Darkos les regarde s'éloigner sans pouvoir réagir.
- Je... je peux venir avec vous ? demande-t-il, comme si la phrase lui avait échappé.
Arthur est ému par cette demande aussi touchante que surprenante. Qui aurait pu dire, il y a encore quelques heures, que Darkos afficherait aussi ouvertement une sensibilité presque enfantine ? Sûrement pas Sélénia.
- Darkos, tout ça est très gentil, mais on ne change pas de camp comme ça, aussi facilement. Cela fait des lunes que tu persécutes les Minimoys et même si mon peuple a le sens de la charité, il lui faudra un peu de temps pour pardonner au bourreau qui l'a décimé !
Darkos baisse doucement la tête.
- Je comprends et... je suis désolé, répond-il, avec sincérité.
Sélénia est de plus en plus embarrassée et contient de moins en moins son émotion.
- Une période de transition me paraît donc nécessaire. Règle tes problèmes avec ton père et je te promets de faire étudier ton cas par le conseil !

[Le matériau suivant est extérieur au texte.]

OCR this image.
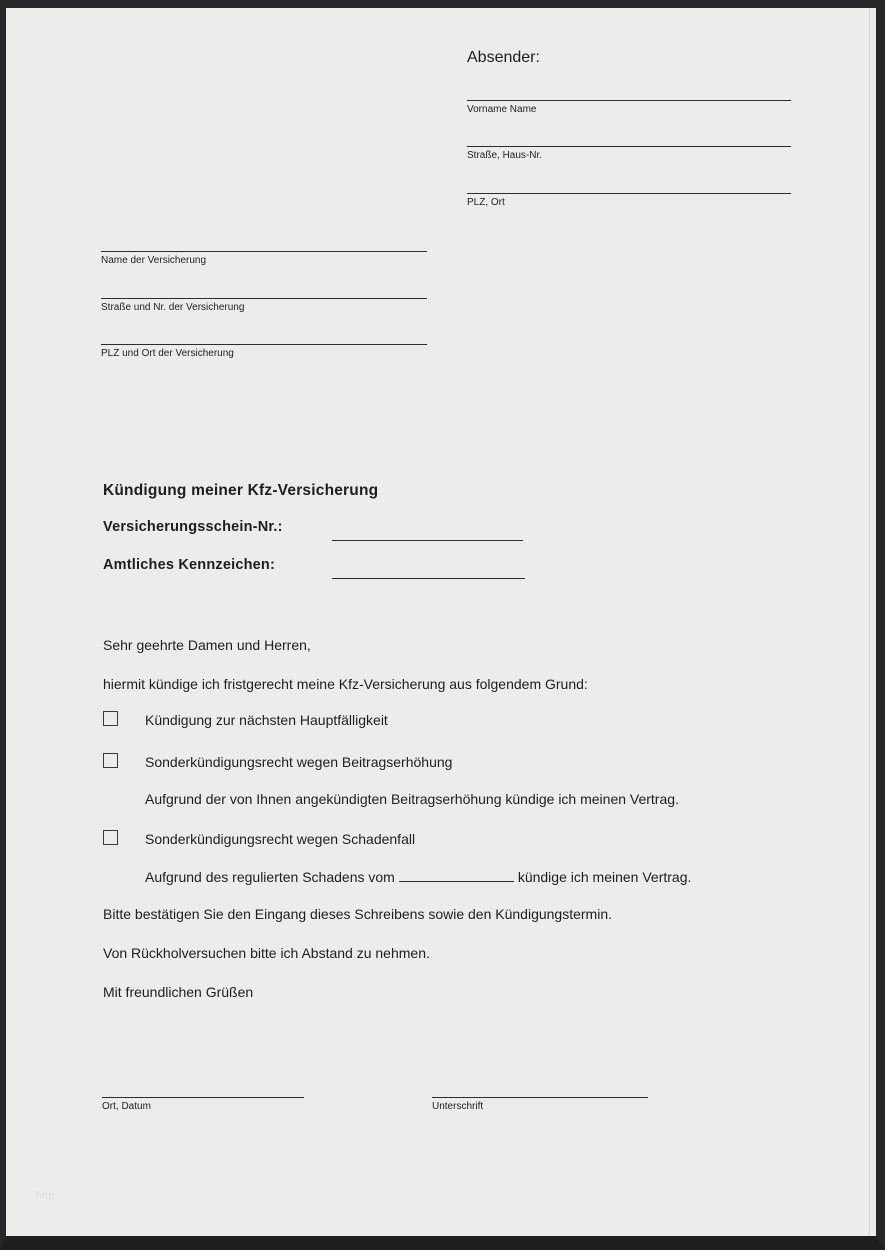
Absender:

Vorname Name
Straße, Haus-Nr.
PLZ, Ort
Name der Versicherung
Straße und Nr. der Versicherung
PLZ und Ort der Versicherung

Kündigung meiner Kfz-Versicherung

Versicherungsschein-Nr.:

Amtliches Kennzeichen:

Sehr geehrte Damen und Herren,

hiermit kündige ich fristgerecht meine Kfz-Versicherung aus folgendem Grund:

Kündigung zur nächsten Hauptfälligkeit

Sonderkündigungsrecht wegen Beitragserhöhung

Aufgrund der von Ihnen angekündigten Beitragserhöhung kündige ich meinen Vertrag.

Sonderkündigungsrecht wegen Schadenfall

Aufgrund des regulierten Schadens vom	kündige ich meinen Vertrag.

Bitte bestätigen Sie den Eingang dieses Schreibens sowie den Kündigungstermin.

Von Rückholversuchen bitte ich Abstand zu nehmen.

Mit freundlichen Grüßen

Ort, Datum	Unterschrift

http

- C'est vrai ?! se réjouit Darkos, comme un enfant à qui on promet la lune.
- Parole de princesse !
Le guerrier se sent tout chose, il est envahi de picotements agréables qui le chatouillent un peu partout et il ne parvient plus à cesser de sourire ni à empêcher ses larmes de couler. Darkos panique un peu devant cette chose qui le submerge et il appellerait bien un docteur s'il en existait un à sa taille.
En réalité, il n'a pas besoin d'un médecin car le diagnostic est facile à établir. Darkos éprouve une émotion violente due à un manque d'amour chronique. L'ordonnance est tout aussi facile à prescrire. Darkos doit s'ouvrir aux autres s'il veut que les autres s'ouvrent à lui. Cette vérité est immuable, ce qui lui a valu le privilège d'être couchée dans le grand livre, à la page cent onze.